Carl H FitzGerald, Burton Rodin, and Helmut Rohrl have written an obituary of Warschawski in which they say how he helped with the war effort:-
In connection with the war effort, he taught extra courses; during one semester, he lectured 36 hours a week. (Steve objected to the mention of that load in an earlier biography. He was concerned that it might be thought that he had complained about the load. As he saw it, other people had it worse; he did not complain.)
Before World War II ended he joined the Applied Mathematics Group at Brown University. Loewner also joined the group in 1944 to study problems with military applications. Bergman, also forced to leave Nazi Germany, was on the faculty at Brown when Warschawski joined, as was Bers who was also undertaking research relevant to the war effort. After a year at Brown, Warschawski moved to the University of Minnesota and in March 1947 he married Ilse Kayser. He continued to undertake research on conformal mapping publishing On conformal mapping of regions bounded by smooth curves in 1951. In 1955 he published two papers in Experiments in the computation of conformal maps published in the National Bureau of Standards Applied Mathematics Series. The first was a single author paper On the solution of the Lichtenstein-Gershgorin integral equation in conformal mapping. I. Theory while the second, On the solution of the Lichtenstein-Gershgorin integral equation in conformal mapping. II. Computational experiments, was written jointly with Jack Todd. The computational results of iterating obtained in the second paper were in good agreement with the theoretical results given in the first.
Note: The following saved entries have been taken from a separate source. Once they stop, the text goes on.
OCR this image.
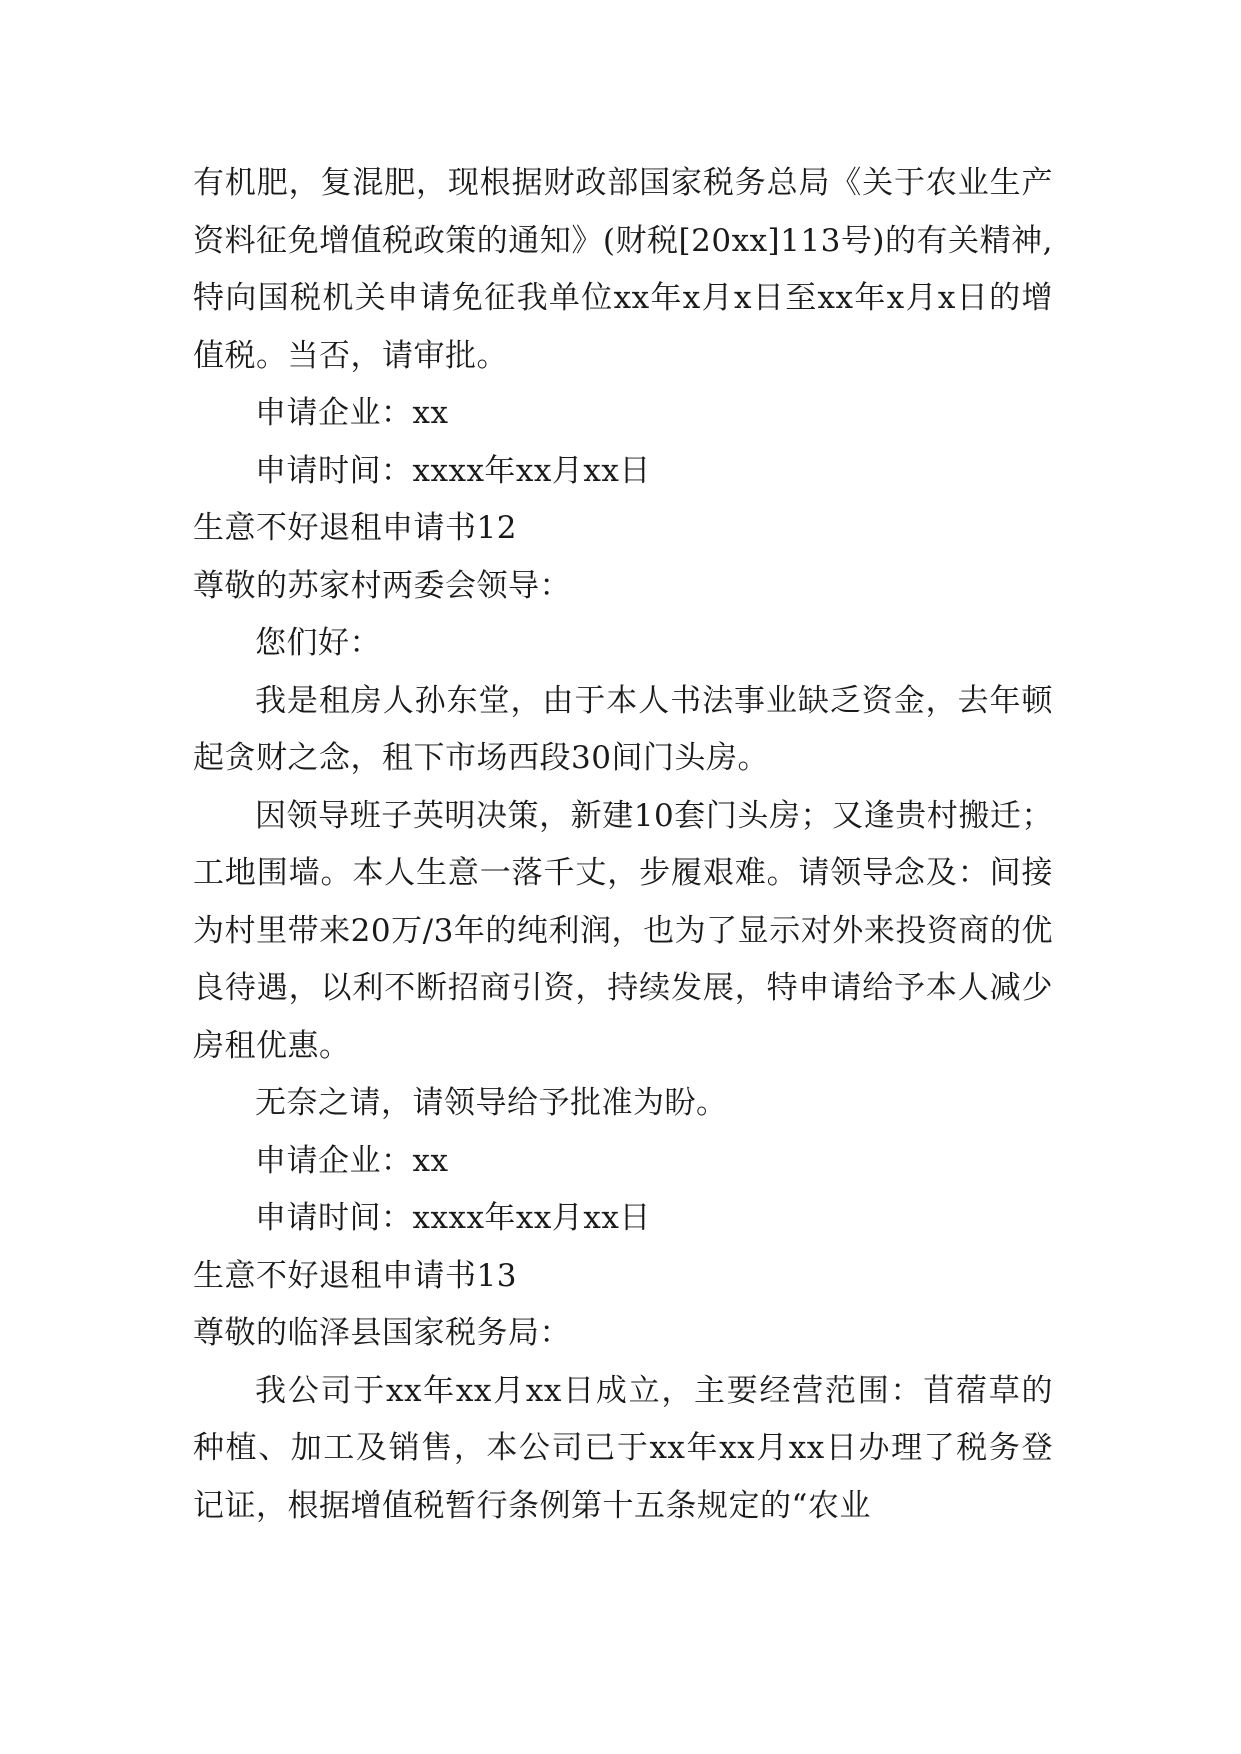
有机肥，复混肥，现根据财政部国家税务总局《关于农业生产资料征免增值税政策的通知》(财税[20xx]113号)的有关精神,特向国税机关申请免征我单位xx年x月x日至xx年x月x日的增值税。当否，请审批。

申请企业：xx

申请时间：xxxx年xx月xx日

生意不好退租申请书12

尊敬的苏家村两委会领导：

您们好：

我是租房人孙东堂，由于本人书法事业缺乏资金，去年顿起贪财之念，租下市场西段30间门头房。

因领导班子英明决策，新建10套门头房；又逢贵村搬迁；工地围墙。本人生意一落千丈，步履艰难。请领导念及：间接为村里带来20万/3年的纯利润，也为了显示对外来投资商的优良待遇，以利不断招商引资，持续发展，特申请给予本人减少房租优惠。

无奈之请，请领导给予批准为盼。

申请企业：xx

申请时间：xxxx年xx月xx日

生意不好退租申请书13

尊敬的临泽县国家税务局：

我公司于xx年xx月xx日成立，主要经营范围：苜蓿草的种植、加工及销售，本公司已于xx年xx月xx日办理了税务登记证，根据增值税暂行条例第十五条规定的“农业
Warschawski was appointed chairman of the Mathematics Department in the Institute of Technology at the University of Minnesota in 1952 and was highly successful in building the Department over the following eleven years. In 1963 he moved to the La Jolla campus of the University of California San Diego. He was chairman of the Department of Mathematics from 1963 until 1967 when ill health forced him to give up the Chairmanship. He retired in 1971 but continued to teach courses at the University of California San Diego as well as at San Diego State University where he was a Distinguished Visiting Professor in 1972-73.
Carl H FitzGerald, Burton Rodin, and Helmut Rohrl summed up Warschawski's achievements as follows:-
Steve Warschawski lived among the top mathematicians of two continents. With careful scholarship, he made lasting contributions to the theory of complex analysis, particularly to the theory of conformal mappings. With keen judgment, he guided two mathematics departments to eminence. With modest gratitude, he cemented many friendships along the way.